28. The Government submitted that the amount claimed by the applicant was excessively high.
29. The Court considers it appropriate to award the applicant compensation in respect of non-pecuniary damage. Deciding on an equitable basis, the Court awards him EUR 4,500.
B. Costs and expenses
30. The applicant also claimed EUR 2,710 for the costs and expenses incurred before the Court.
31. The Government contested the amount claimed by the applicant and argued that it was excessive.
32. According to the Court’s case-law, an applicant is entitled to the reimbursement of costs and expenses only in so far as it has been shown that these have been actually and necessarily incurred and are reasonable as to quantum.

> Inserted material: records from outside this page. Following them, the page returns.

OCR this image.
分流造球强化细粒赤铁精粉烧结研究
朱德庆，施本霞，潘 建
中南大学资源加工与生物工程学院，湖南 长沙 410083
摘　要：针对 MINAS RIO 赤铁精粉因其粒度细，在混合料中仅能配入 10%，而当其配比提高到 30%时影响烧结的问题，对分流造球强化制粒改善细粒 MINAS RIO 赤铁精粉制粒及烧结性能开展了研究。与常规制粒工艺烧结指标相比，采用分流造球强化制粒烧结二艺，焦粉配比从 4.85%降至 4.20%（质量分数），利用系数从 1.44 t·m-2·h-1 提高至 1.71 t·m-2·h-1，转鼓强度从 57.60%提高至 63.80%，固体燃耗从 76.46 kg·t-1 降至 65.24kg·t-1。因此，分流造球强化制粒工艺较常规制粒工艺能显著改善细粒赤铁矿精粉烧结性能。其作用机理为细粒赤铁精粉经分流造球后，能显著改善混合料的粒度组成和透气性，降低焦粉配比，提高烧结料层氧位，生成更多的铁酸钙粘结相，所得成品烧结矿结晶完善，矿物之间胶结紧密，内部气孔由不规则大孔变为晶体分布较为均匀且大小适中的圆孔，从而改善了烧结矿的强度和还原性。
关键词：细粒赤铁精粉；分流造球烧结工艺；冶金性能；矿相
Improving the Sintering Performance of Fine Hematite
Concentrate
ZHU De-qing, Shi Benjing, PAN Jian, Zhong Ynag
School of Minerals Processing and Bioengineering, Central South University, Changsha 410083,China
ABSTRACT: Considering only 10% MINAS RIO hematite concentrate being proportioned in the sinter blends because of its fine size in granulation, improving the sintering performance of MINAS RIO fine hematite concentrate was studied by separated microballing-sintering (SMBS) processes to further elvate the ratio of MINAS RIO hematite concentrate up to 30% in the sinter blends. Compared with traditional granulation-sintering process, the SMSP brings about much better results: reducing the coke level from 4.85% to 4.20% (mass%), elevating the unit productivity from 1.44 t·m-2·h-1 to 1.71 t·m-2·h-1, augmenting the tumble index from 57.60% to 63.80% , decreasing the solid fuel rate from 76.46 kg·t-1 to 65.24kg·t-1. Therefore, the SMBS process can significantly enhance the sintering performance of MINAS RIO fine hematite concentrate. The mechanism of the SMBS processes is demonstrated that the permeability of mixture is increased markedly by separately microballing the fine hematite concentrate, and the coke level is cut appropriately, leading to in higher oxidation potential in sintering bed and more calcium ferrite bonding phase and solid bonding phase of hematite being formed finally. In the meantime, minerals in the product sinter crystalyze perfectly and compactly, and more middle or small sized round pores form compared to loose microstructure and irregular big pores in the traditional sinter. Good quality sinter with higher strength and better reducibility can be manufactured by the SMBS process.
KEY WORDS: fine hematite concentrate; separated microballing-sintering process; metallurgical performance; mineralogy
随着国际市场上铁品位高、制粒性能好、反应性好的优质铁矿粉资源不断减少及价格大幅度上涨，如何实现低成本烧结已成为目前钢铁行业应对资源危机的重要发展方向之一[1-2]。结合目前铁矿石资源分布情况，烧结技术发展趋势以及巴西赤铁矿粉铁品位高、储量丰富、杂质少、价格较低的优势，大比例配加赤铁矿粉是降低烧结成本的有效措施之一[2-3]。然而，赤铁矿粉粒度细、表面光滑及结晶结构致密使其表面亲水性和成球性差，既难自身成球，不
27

In the present case, regard being had to the above criteria, the documents in its possession, the complexity of the case and to the fact that most of the complaints have been declared inadmissible, the Court considers it reasonable to award the applicant EUR 800 for costs and expenses.
C. Default interest
33. The Court considers it appropriate that the default interest rate should be based on the marginal lending rate of the European Central Bank, to which should be added three percentage points.
FOR THESE REASONS, THE COURT, UNANIMOUSLY,
1. Declares the complaint concerning Article 3 admissible and the remainder of the application inadmissible;
2. Holds that there has been a violation of Article 3 of the Convention;
3. Holds
(a) that the respondent State is to pay the applicant, within three months from the date on which the judgment becomes final in accordance with Article 44 § 2 of the Convention, the following amounts, to be converted into the currency of the respondent State at the rate applicable at the date of settlement:
(i) EUR 4,500 (four thousand five hundred euros), plus any tax that may be chargeable, in respect of non-pecuniary damage;
(ii) EUR 800 (eight hundred euros), plus any tax that may be chargeable to the applicant, in respect of costs and expenses;
(b) that from the expiry of the above-mentioned three months until settlement simple interest shall be payable on the above amounts at a rate equal to the marginal lending rate of the European Central Bank during the default period plus three percentage points;
4. Dismisses the remainder of the applicant’s claim for just satisfaction.
Done in English, and notified in writing on 16 February 2016, pursuant to Rule 77 §§ 2 and 3 of the Rules of Court.